The clearest competitive advantage for Mistral Small 4 is the combination of frontier-capable multimodal performance, extended thinking, and an unrestricted license — no other model in this quality tier currently offers all three simultaneously. For organizations where data sovereignty, private deployment, or the ability to fine-tune and redistribute matter, this combination is difficult to replicate with any competing offering.
Practical Use Cases and Business Applications
Understanding benchmark performance is useful, but the real question for most organizations is which specific workflows benefit most from deploying Mistral Small 4. The model's combination of capabilities maps cleanly to several high-value business applications that previously required either proprietary APIs or multiple specialized models.
Process invoices, contracts, and forms with combined OCR and natural language understanding in a single pass. Extract structured data, validate against business rules, and generate workflow actions — all within one model call without stitching specialized OCR and NLP pipelines together.
Build code review, generation, and documentation tools on a self-hosted model to avoid sending proprietary code to external APIs. The extended thinking mode handles complex refactoring and architecture decisions that require systematic multi-step reasoning about code structure.
Deploy a single model for customer-facing support across 30+ languages. The model's strong non-English reasoning quality means responses are genuinely helpful in the user's native language, not just grammatically fluent translations of English-language reasoning.
Build agents that research topics, analyze reports, interpret data visualizations, and synthesize findings across large document collections. The 128K context and extended thinking mode make systematic analysis of complex multi-source inputs tractable within a single inference call.
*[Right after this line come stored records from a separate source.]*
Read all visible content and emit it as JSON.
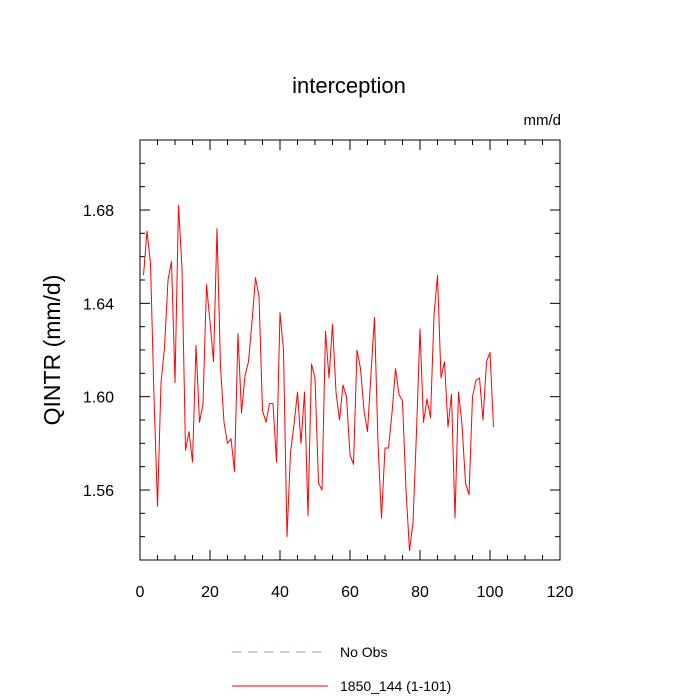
{
  "chart_data": {
    "type": "line",
    "title": "interception",
    "units_label": "mm/d",
    "ylabel": "QINTR  (mm/d)",
    "xlabel": "",
    "xlim": [
      0,
      120
    ],
    "ylim": [
      1.53,
      1.71
    ],
    "x_ticks": [
      0,
      20,
      40,
      60,
      80,
      100,
      120
    ],
    "y_ticks": [
      1.56,
      1.6,
      1.64,
      1.68
    ],
    "x_tick_labels": [
      "0",
      "20",
      "40",
      "60",
      "80",
      "100",
      "120"
    ],
    "y_tick_labels": [
      "1.56",
      "1.60",
      "1.64",
      "1.68"
    ],
    "grid": false,
    "legend_position": "bottom",
    "legend": [
      {
        "name": "No Obs",
        "color": "#8f8fff",
        "style": "dashed"
      },
      {
        "name": "1850_144 (1-101)",
        "color": "#ff0000",
        "style": "solid"
      }
    ],
    "series": [
      {
        "name": "1850_144 (1-101)",
        "color": "#ff0000",
        "x_start": 1,
        "values": [
          1.652,
          1.671,
          1.657,
          1.6,
          1.553,
          1.606,
          1.621,
          1.65,
          1.658,
          1.606,
          1.682,
          1.655,
          1.577,
          1.585,
          1.572,
          1.622,
          1.589,
          1.597,
          1.648,
          1.632,
          1.615,
          1.672,
          1.613,
          1.589,
          1.58,
          1.582,
          1.568,
          1.627,
          1.593,
          1.609,
          1.615,
          1.632,
          1.651,
          1.643,
          1.594,
          1.589,
          1.597,
          1.597,
          1.572,
          1.636,
          1.62,
          1.54,
          1.576,
          1.588,
          1.602,
          1.58,
          1.602,
          1.549,
          1.614,
          1.608,
          1.563,
          1.56,
          1.628,
          1.608,
          1.631,
          1.602,
          1.59,
          1.605,
          1.6,
          1.575,
          1.571,
          1.62,
          1.612,
          1.594,
          1.585,
          1.61,
          1.634,
          1.58,
          1.548,
          1.578,
          1.578,
          1.593,
          1.612,
          1.601,
          1.598,
          1.56,
          1.534,
          1.546,
          1.585,
          1.629,
          1.589,
          1.599,
          1.591,
          1.635,
          1.652,
          1.608,
          1.615,
          1.587,
          1.601,
          1.548,
          1.602,
          1.588,
          1.563,
          1.558,
          1.6,
          1.607,
          1.608,
          1.59,
          1.615,
          1.619,
          1.587
        ]
      }
    ]
  }
}
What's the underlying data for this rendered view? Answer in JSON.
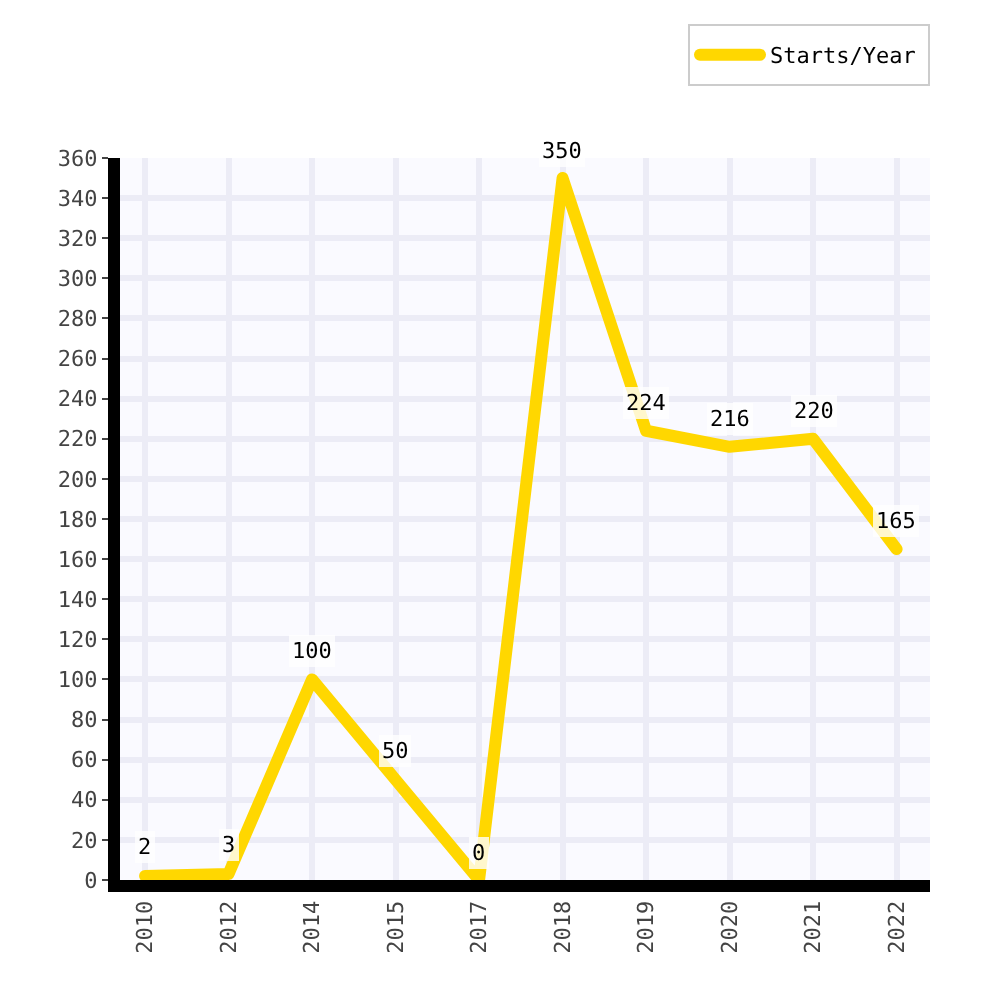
{
  "chart_data": {
    "type": "line",
    "categories": [
      "2010",
      "2012",
      "2014",
      "2015",
      "2017",
      "2018",
      "2019",
      "2020",
      "2021",
      "2022"
    ],
    "series": [
      {
        "name": "Starts/Year",
        "color": "#ffd700",
        "values": [
          2,
          3,
          100,
          50,
          0,
          350,
          224,
          216,
          220,
          165
        ]
      }
    ],
    "ylim": [
      0,
      360
    ],
    "yticks": [
      0,
      20,
      40,
      60,
      80,
      100,
      120,
      140,
      160,
      180,
      200,
      220,
      240,
      260,
      280,
      300,
      320,
      340,
      360
    ],
    "grid": true,
    "legend": "top right",
    "marker": "none",
    "line_style": "solid",
    "data_labels": true
  }
}
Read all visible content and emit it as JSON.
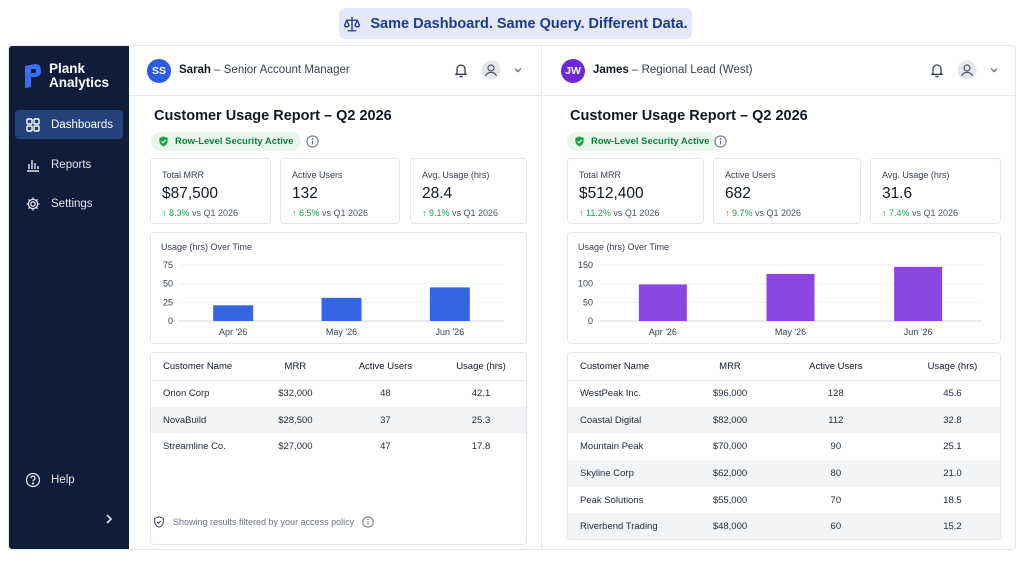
{
  "banner": {
    "text": "Same Dashboard. Same Query. Different Data.",
    "icon": "scale-icon"
  },
  "colors": {
    "sidebar_bg": "#0f1c3a",
    "sidebar_active": "#24427a",
    "blue_bar": "#3366e0",
    "purple_bar": "#8b45e0",
    "green": "#16a34a"
  },
  "sidebar": {
    "logo_line1": "Plank",
    "logo_line2": "Analytics",
    "items": [
      {
        "label": "Dashboards",
        "icon": "grid-icon",
        "active": true
      },
      {
        "label": "Reports",
        "icon": "bar-chart-icon",
        "active": false
      },
      {
        "label": "Settings",
        "icon": "gear-icon",
        "active": false
      }
    ],
    "help_label": "Help"
  },
  "left": {
    "user": {
      "initials": "SS",
      "name": "Sarah",
      "role": "– Senior Account Manager",
      "avatar_color": "#2f5be0"
    },
    "title": "Customer Usage Report – Q2 2026",
    "rls_badge": "Row-Level Security Active",
    "kpis": [
      {
        "label": "Total MRR",
        "value": "$87,500",
        "delta": "↑ 8.3%",
        "delta_suffix": "vs Q1 2026"
      },
      {
        "label": "Active Users",
        "value": "132",
        "delta": "↑ 6.5%",
        "delta_suffix": "vs Q1 2026"
      },
      {
        "label": "Avg. Usage (hrs)",
        "value": "28.4",
        "delta": "↑ 9.1%",
        "delta_suffix": "vs Q1 2026"
      }
    ],
    "table": {
      "headers": [
        "Customer Name",
        "MRR",
        "Active Users",
        "Usage (hrs)"
      ],
      "rows": [
        [
          "Orion Corp",
          "$32,000",
          "48",
          "42.1"
        ],
        [
          "NovaBuild",
          "$28,500",
          "37",
          "25.3"
        ],
        [
          "Streamline Co.",
          "$27,000",
          "47",
          "17.8"
        ]
      ]
    },
    "footer_note": "Showing results filtered by your access policy"
  },
  "right": {
    "user": {
      "initials": "JW",
      "name": "James",
      "role": "– Regional Lead (West)",
      "avatar_color": "#6d28d9"
    },
    "title": "Customer Usage Report – Q2 2026",
    "rls_badge": "Row-Level Security Active",
    "kpis": [
      {
        "label": "Total MRR",
        "value": "$512,400",
        "delta": "↑ 11.2%",
        "delta_suffix": "vs Q1 2026"
      },
      {
        "label": "Active Users",
        "value": "682",
        "delta": "↑ 9.7%",
        "delta_suffix": "vs Q1 2026"
      },
      {
        "label": "Avg. Usage (hrs)",
        "value": "31.6",
        "delta": "↑ 7.4%",
        "delta_suffix": "vs Q1 2026"
      }
    ],
    "table": {
      "headers": [
        "Customer Name",
        "MRR",
        "Active Users",
        "Usage (hrs)"
      ],
      "rows": [
        [
          "WestPeak Inc.",
          "$96,000",
          "128",
          "45.6"
        ],
        [
          "Coastal Digital",
          "$82,000",
          "112",
          "32.8"
        ],
        [
          "Mountain Peak",
          "$70,000",
          "90",
          "25.1"
        ],
        [
          "Skyline Corp",
          "$62,000",
          "80",
          "21.0"
        ],
        [
          "Peak Solutions",
          "$55,000",
          "70",
          "18.5"
        ],
        [
          "Riverbend Trading",
          "$48,000",
          "60",
          "15.2"
        ]
      ]
    }
  },
  "chart_data": [
    {
      "type": "bar",
      "title": "Usage (hrs) Over Time",
      "categories": [
        "Apr '26",
        "May '26",
        "Jun '26"
      ],
      "values": [
        21,
        31,
        45
      ],
      "ylim": [
        0,
        75
      ],
      "yticks": [
        0,
        25,
        50,
        75
      ],
      "color": "#3366e0"
    },
    {
      "type": "bar",
      "title": "Usage (hrs) Over Time",
      "categories": [
        "Apr '26",
        "May '26",
        "Jun '26"
      ],
      "values": [
        98,
        126,
        145
      ],
      "ylim": [
        0,
        150
      ],
      "yticks": [
        0,
        50,
        100,
        150
      ],
      "color": "#8b45e0"
    }
  ]
}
For digital agencies and consultancies, the model opens a practical path to building AI-powered client deliverables and internal tools that can be fully branded and deployed on client infrastructure without ongoing API costs or data sharing concerns. The Apache 2.0 license means these tools can be packaged as products and sold or licensed to clients, unlike tools built on APIs with usage restrictions. Organizations looking to integrate AI capabilities into their broader digital transformation strategy will find Mistral Small 4 a uniquely flexible foundation.
Conclusion
Mistral Small 4 represents a meaningful advance in the open-weight model landscape. Combining 119B MoE parameters with native vision, extended thinking, 128K context, and an Apache 2.0 license addresses the four most common limitations of previous open models: pure text-only input, lack of reasoning depth, constrained context, and restrictive licensing. The result is a model that serves as a credible foundation for a wide range of production AI applications without the privacy trade-offs or vendor dependencies of proprietary APIs.
For teams evaluating open-weight models in 2026, Mistral Small 4 belongs on the shortlist for any deployment scenario where full control over infrastructure, data residency, and fine-tuning are relevant constraints. Its compute efficiency through MoE means the operational costs of running it at scale are competitive with much smaller dense models, and the quality ceiling is high enough to handle the sophisticated tasks that justify that deployment effort.